Professor Sumpter said: “The long-term aim of our research and teaching is to ensure that society thinks more carefully about the use of chemicals and the impact they have on the environment. Our health and the health of our rivers are of great importance, so we’re honoured to receive this recognition of our work at the Institute for the Environment.”
The research, now being led by the new head of the Institute for the Environment, Professor Susan Jobling, shows that many chemicals in everyday use are inefficiently removed by sewage treatment, passing into rivers and eventually into the drinking water supply. Many of these chemicals, including those found in contraceptive pills and dishwasher tablet ingredients, can interfere with or mimic hormones in the body, leading to problems with reproductive health.

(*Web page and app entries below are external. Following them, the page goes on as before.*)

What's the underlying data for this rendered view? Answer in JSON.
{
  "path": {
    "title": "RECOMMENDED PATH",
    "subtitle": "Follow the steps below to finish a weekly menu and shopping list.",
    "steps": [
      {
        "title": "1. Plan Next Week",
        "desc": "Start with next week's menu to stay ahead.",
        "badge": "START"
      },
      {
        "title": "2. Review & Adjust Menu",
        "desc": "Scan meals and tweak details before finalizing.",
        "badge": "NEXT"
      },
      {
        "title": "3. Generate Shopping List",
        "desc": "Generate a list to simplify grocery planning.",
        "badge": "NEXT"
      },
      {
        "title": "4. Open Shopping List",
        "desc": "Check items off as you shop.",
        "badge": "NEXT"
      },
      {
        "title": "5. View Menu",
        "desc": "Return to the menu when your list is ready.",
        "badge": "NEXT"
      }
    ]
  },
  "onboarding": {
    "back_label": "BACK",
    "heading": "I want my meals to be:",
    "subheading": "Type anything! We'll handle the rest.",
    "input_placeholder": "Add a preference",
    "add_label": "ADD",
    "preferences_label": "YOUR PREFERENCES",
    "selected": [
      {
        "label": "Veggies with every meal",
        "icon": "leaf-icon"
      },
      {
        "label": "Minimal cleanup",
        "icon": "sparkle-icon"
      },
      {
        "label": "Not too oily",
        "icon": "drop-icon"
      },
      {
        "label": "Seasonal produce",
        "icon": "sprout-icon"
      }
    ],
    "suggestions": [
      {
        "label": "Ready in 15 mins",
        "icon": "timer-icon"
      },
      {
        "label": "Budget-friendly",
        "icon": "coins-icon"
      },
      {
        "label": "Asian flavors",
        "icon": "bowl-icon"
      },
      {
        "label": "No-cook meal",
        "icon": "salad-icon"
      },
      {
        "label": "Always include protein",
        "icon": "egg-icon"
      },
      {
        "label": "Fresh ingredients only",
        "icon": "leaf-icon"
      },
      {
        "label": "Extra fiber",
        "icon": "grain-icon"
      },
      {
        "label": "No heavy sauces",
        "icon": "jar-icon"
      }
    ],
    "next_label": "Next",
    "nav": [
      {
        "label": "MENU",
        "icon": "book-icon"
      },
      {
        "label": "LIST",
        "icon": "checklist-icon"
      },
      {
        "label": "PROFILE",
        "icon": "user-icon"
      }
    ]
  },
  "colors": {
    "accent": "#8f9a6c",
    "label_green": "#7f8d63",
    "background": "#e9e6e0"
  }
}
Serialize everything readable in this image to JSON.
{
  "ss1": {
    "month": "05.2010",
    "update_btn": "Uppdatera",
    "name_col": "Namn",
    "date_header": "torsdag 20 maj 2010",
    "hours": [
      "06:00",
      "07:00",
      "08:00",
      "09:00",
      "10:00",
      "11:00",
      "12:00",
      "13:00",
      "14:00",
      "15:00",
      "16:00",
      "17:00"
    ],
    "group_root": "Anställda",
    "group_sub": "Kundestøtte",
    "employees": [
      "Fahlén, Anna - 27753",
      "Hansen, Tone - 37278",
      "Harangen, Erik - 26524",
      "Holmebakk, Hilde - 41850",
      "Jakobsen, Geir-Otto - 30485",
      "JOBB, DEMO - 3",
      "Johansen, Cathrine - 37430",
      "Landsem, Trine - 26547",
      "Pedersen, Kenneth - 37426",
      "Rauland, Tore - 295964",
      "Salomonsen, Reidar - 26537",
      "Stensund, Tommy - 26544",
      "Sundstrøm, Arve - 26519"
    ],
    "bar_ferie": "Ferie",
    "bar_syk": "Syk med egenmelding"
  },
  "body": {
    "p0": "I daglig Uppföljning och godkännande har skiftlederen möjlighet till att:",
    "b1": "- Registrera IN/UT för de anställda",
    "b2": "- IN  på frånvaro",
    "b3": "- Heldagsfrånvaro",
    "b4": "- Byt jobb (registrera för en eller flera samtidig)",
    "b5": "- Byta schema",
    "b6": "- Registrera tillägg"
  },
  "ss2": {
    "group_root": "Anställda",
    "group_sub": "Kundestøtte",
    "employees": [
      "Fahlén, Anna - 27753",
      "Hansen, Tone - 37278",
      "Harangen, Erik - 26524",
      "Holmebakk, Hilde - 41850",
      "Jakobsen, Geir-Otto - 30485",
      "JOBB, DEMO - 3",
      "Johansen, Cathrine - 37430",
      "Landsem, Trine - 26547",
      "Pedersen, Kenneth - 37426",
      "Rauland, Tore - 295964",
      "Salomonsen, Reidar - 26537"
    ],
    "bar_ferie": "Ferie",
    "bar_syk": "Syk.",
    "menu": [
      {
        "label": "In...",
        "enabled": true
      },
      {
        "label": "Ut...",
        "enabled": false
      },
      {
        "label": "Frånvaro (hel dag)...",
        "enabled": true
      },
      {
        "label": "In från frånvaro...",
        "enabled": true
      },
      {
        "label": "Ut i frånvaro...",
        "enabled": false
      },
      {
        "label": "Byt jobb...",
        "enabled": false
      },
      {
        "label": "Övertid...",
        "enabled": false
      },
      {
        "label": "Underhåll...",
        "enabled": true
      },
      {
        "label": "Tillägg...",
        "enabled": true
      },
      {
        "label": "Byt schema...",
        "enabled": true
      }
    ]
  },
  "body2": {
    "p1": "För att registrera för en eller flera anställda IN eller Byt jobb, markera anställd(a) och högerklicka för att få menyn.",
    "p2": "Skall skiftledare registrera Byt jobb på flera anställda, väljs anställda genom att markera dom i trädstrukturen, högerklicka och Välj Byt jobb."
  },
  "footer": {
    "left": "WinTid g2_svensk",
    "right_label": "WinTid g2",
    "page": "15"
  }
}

The Institute’s work was selected for the Queen’s Anniversary Prize as a leading example of excellence not just in research, but also in global impact. Through their engagement with policy makers, regulators and industries, the Institute’s researchers have been instrumental in helping to find cost-effective ways of managing the risk posed by these chemicals, including new waste water treatment processes to remove them or restrictions and bans on their production.
Vice-Chancellor Professor Chris Jenks said: “Brunel University is delighted to receive this recognition of our globally influential research carried out by the Institute for the Environment. We pride ourselves on being at the cutting edge of research at Brunel University and the work of Professor John Sumpter and his team is a fine example of our research excellence.”